Dump the Visa/MC-debit! (Score:4, Interesting)
It sounds like you had a Visa-branded debit card, not a credit card. Visa/MC Debit cards serve no use other than to enrich the bank, the merchant fees are much higher than PIN-debit. And, as you have learned, if a thief gets a hold of your number, your bank account is empty and your bills bouncing while you argue with the bank.
It's far better to get a credit card and simply pay off the bill every month. That way, if it gets emptied, you argue with the bank about THEIR money. (With a Visa/MC Debit, you argue with the bank about YOUR money. Guess which dispute gets more attention?
And yes, the bank should have paid up the bounced check fees... might as well dump this loser of a bank entirely and sign up with a Credit Union.
Re:too hard (Score:4, Interesting)
I so wish for mod points. Western Union/Moneygram are the "Banks" for people without the ability to now meet new Federal Standards for State Issued ID. The paperwork required today in many states just to get a new "Secure ID" are ridiculously bad if you've done anything other than be born in the last 60 or so years, gotten married, receive physical bills & bank statements, and had those items delivered to your physical address (which assumes you can receive mail at your physical address).
So it isn't just "illegal" immigrants using these services, anymore. It's a large segment of the lower end of society that is being forced to utilize these services so they can pay utility bills with cash, money orders, and move money about to relatives. You're actually causing severe harm getting rid of the cash-based services.
Off topic: Lucky me, I've bypassed the "chain of name changes" requirement by having a Passport. My adoption papers don't even exist anymore thanks to a house fire and an flooded court house basement. I'd be so screwed if it weren't for the fact my employer required me to get a passport 3 years ago.
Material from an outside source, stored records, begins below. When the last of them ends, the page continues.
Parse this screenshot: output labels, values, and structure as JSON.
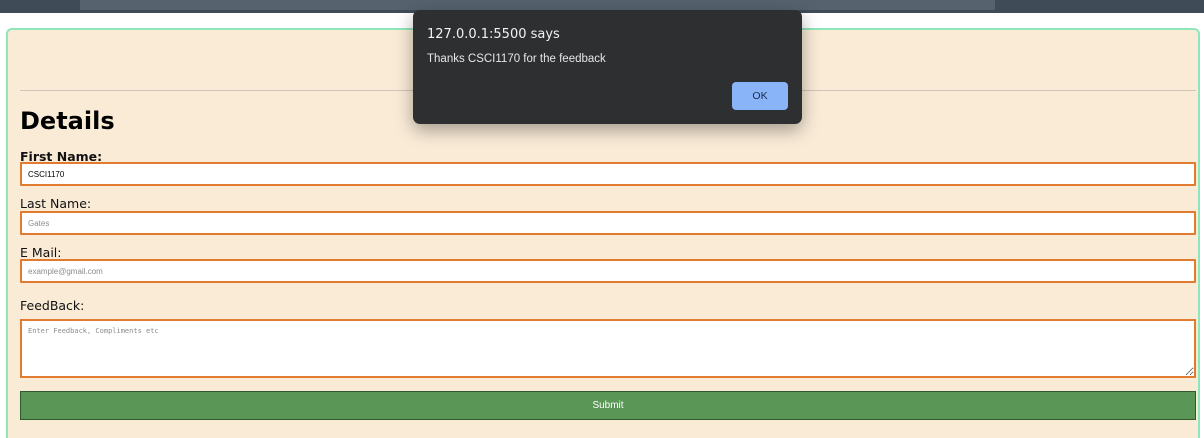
{
  "dialog": {
    "title": "127.0.0.1:5500 says",
    "message": "Thanks CSCI1170  for the feedback",
    "ok_label": "OK"
  },
  "form": {
    "heading": "Details",
    "first_name": {
      "label": "First Name:",
      "value": "CSCI1170"
    },
    "last_name": {
      "label": "Last Name:",
      "placeholder": "Gates"
    },
    "email": {
      "label": "E Mail:",
      "placeholder": "example@gmail.com"
    },
    "feedback": {
      "label": "FeedBack:",
      "placeholder": "Enter Feedback, Compliments etc"
    },
    "submit_label": "Submit"
  },
  "colors": {
    "page_background": "#faebd7",
    "card_border": "#8fe6b9",
    "input_border": "#e07b30",
    "submit_background": "#5a9656",
    "dialog_background": "#2e2f31",
    "ok_button": "#8ab4f8"
  }
}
Re:The hell it doesn't cost consumers! (Score:2, Interesting)
Come now, it doesn't take much brain power to figre out that it's a typo of "profitable." You know, supposedly what separates us from animals and machines is this thng called intelligence which you can use to apply context to a situation and derive the correct meaning of a mistyped word.
What you might not know: he probably copied the quote from the PDF document where 2-letter sequences such as "fi" and "ti" are encoded differently (I believe it's called kerning but I could be wrong) and when you copy/paste the text that sequence is not recognised by the target program and gets dropped completely.
*All typos in first paragraph are intentional to make a point. Typos in rest up to you to figure out.
Re:Ummm.... (Score:4, Interesting)
I had a friend who unwittingly served as a mule for dirty money to be laundered through his account. He was approached, asked if he'd be willing to deposit some checks, wait a few days, then transfer them (minus a small percentage for himself) to another account. He didn't see a problem with that, and hey, it was easy money! So he agreed.
When the feds came a-knockin', he was lucky all he had to do was pay the money back, rather than go to prison.